I am a little hesitant to declare anything as a success story. However, if you look back some fifteen months, when we started to work with the Independent Electoral Commission to organize these elections, very few people gave us much chance of success. You may now see what has been achieved over that period, including the work of the 17,000 soldiers that the UN has in the country. They have been very useful in helping the humanitarian organizations to protect civilian lives by being deployed into places so as to offset the threats that are often posed by men in uniform — be they the militia, the national army or foreign armed forces. We are certainly pleased to see the progress that has been achieved. Much more needs to be done, of course. We realize that the road ahead is very hard, but I do think that over the last year we have seen very positive result. In this rather inhospitable country, the progress that has been made is something we are certainly not ashamed of.
Q: Where would you like to see the country in a year or two?
We would all like to see the country reach the stage where we can say "pull out the international troops" because the country is self-sustaining. Nevertheless, it will require an international effort continuing for a number of years before new institutions are established to serve the population, that exploit the resources for the benefit of that population.
The DRC has the potential to be the motor of central Africa, and it is frankly unthinkable not to solve the Congolese dilemma, the internal conflicts, etc. After all, three years ago, the country was the scene of six external armies fighting, and it was called Africa’s First World War. That, fortunately, is now largely the past, with some limited remnants of foreign armed groups. So we would welcome continual progress to the point where we can begin to reduce the major United Nations force in the hope and belief that stability will be maintained. Having said that, I think it would be unfortunate if there was a premature departure of the UN before the security forces in the country have been developed to the degree necessary enabling the government to maintain stability on its own.
Q: On a more personal note, after fifteen months in DRC, how do you manage the stress and all the hard work?
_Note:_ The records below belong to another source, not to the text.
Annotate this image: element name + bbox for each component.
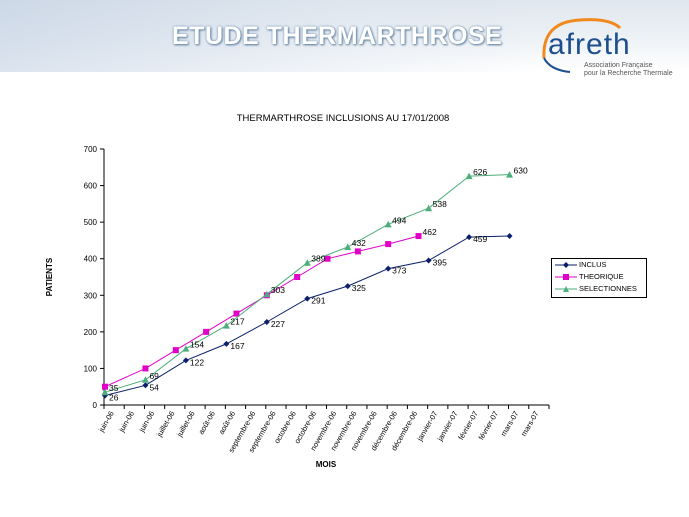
x-tick-label: mars-07	[499, 410, 521, 438]
y-tick-label: 700	[84, 145, 98, 154]
data-point	[233, 310, 240, 317]
data-label: 167	[230, 341, 244, 351]
data-point	[303, 259, 311, 266]
chart-legend: INCLUS THEORIQUE SELECTIONNES	[551, 258, 647, 298]
data-point	[141, 376, 149, 383]
data-point	[425, 204, 433, 212]
data-point	[385, 241, 392, 248]
x-tick-label: juin-06	[117, 410, 137, 435]
data-label: 462	[423, 227, 437, 237]
legend-item-theorique: THEORIQUE	[552, 271, 646, 283]
logo-subtitle-line-2: pour la Recherche Thermale	[584, 70, 673, 77]
afreth-logo: afreth Association Française pour la Rec…	[540, 18, 680, 78]
data-point	[263, 318, 270, 325]
data-label: 154	[190, 340, 204, 350]
y-tick-label: 0	[93, 401, 98, 410]
data-label: 459	[473, 234, 487, 244]
legend-square-icon	[555, 274, 577, 280]
data-point	[425, 257, 432, 264]
data-point	[354, 248, 361, 255]
data-label: 26	[109, 392, 119, 402]
data-point	[172, 347, 179, 354]
logo-subtitle-line-1: Association Française	[584, 62, 653, 69]
data-label: 389	[311, 254, 325, 264]
data-point	[344, 243, 352, 251]
y-tick-label: 300	[84, 291, 98, 300]
data-label: 303	[271, 285, 285, 295]
data-point	[466, 234, 473, 241]
data-point	[506, 233, 513, 240]
y-tick-label: 600	[84, 182, 98, 191]
data-point	[223, 340, 230, 347]
x-tick-label: août-06	[196, 410, 217, 437]
y-axis-label: PATIENTS	[45, 257, 54, 296]
legend-item-inclus: INCLUS	[552, 259, 646, 271]
data-label: 494	[392, 215, 406, 225]
series-theorique: 462	[102, 227, 437, 390]
logo-subtitle: Association Française pour la Recherche …	[584, 62, 684, 78]
series-line	[104, 174, 510, 393]
header-banner-decoration	[0, 0, 689, 72]
data-label: 325	[352, 283, 366, 293]
data-point	[294, 274, 301, 280]
x-tick-label: août-06	[217, 410, 238, 437]
data-point	[344, 283, 351, 290]
data-label: 395	[433, 258, 447, 268]
chart-title: THERMARTHROSE INCLUSIONS AU 17/01/2008	[237, 113, 450, 124]
data-label: 538	[433, 199, 447, 209]
data-label: 35	[109, 383, 119, 393]
x-tick-label: juillet-06	[154, 410, 176, 440]
data-point	[102, 383, 108, 390]
y-tick-label: 100	[84, 364, 98, 373]
data-point	[304, 295, 311, 302]
data-point	[385, 265, 392, 272]
data-label: 69	[149, 371, 159, 381]
data-label: 630	[514, 166, 528, 176]
x-tick-label: juin-06	[96, 410, 116, 435]
data-point	[384, 220, 392, 228]
data-point	[415, 233, 422, 240]
banner-title: ETUDE THERMARTHROSE	[172, 22, 503, 50]
data-label: 122	[190, 357, 204, 367]
data-point	[182, 345, 190, 352]
data-point	[142, 365, 149, 372]
data-label: 54	[149, 382, 159, 392]
series-inclus: 26 54 122 167 227 291 325 373 395 459	[102, 233, 513, 402]
series-selectionnes: 35 69 154 217 303 389 432 494 538 626 630	[101, 166, 528, 396]
data-point	[465, 172, 473, 180]
data-label: 227	[271, 319, 285, 329]
legend-label: INCLUS	[579, 260, 607, 269]
y-tick-label: 200	[84, 328, 98, 337]
data-label: 373	[392, 266, 406, 276]
data-point	[182, 357, 189, 364]
data-point	[324, 255, 331, 262]
data-point	[101, 388, 109, 396]
series-layer: 26 54 122 167 227 291 325 373 395 459 462 35 69 154 21…	[101, 166, 528, 402]
series-line	[104, 235, 419, 388]
x-tick-label: juillet-06	[174, 410, 196, 440]
data-point	[203, 328, 210, 335]
x-tick-label: février-07	[477, 410, 501, 442]
legend-label: SELECTIONNES	[579, 284, 637, 293]
legend-label: THEORIQUE	[579, 272, 624, 281]
data-point	[263, 290, 271, 298]
logo-arc-icon	[542, 18, 622, 73]
y-tick-label: 400	[84, 255, 98, 264]
data-point	[142, 382, 149, 389]
data-point	[506, 171, 514, 178]
data-point	[222, 322, 230, 329]
data-label: 432	[352, 238, 366, 248]
data-label: 217	[230, 317, 244, 327]
logo-word: afreth	[548, 28, 631, 61]
legend-triangle-icon	[555, 286, 577, 292]
x-axis-label: MOIS	[316, 460, 337, 469]
data-label: 626	[473, 167, 487, 177]
legend-item-selectionnes: SELECTIONNES	[552, 283, 646, 295]
legend-diamond-icon	[555, 262, 577, 268]
x-tick-label: mars-07	[519, 410, 541, 438]
y-tick-label: 500	[84, 218, 98, 227]
data-label: 291	[311, 296, 325, 306]
x-tick-label: juin-06	[137, 410, 157, 435]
The work is obviously fascinating. It is an enormous challenge and it is possible both to achieve and to see the results of the work. From my perspective, this compares very favourably with my previous assignment in Iraq, which was rather more difficult because of the security situation. In the DRC we do have security, logistical and financial problems, but not on the same scale. We have a number of very good colleagues in various fields who are putting in the extra efforts that are required to make such a large and complex operation a positive experience for the country.
Q: Don’t you ever become discouraged?
I am dealing with the elections and other things. I work on the principle of Murphy’s Law which states that: "If it can go wrong, it will". I keep saying that Mr Murphy is a member of my team and he never misses a meeting. We constantly have to deal with the most unlikely developments at the worst times. You have to develop something of a sense of humour in order to keep going. It is also useful in these circumstances to have some experience of emergencies.
Q: Do you have any particular message to the international community here in Geneva?
For so long the DRC has been regarded as a completely hopeless area, a sort of black hole on the map. We have been impressed by the extraordinary enthusiasm shown by the population during the whole electoral process. As the election approached, some of the political leadership were not as enthusiastic about moving into a new era. We hope donor will now take another look and recognize what is required on the humanitarian and the reconstruction side to support DRC. The country has a remarkable population with a capacity for resilience. This is shown by how they have endured more than forty years of mistreatment. Donors will hopefully now recognize the country’s potential and provide the continuing international support allowing the people to achieve that potential.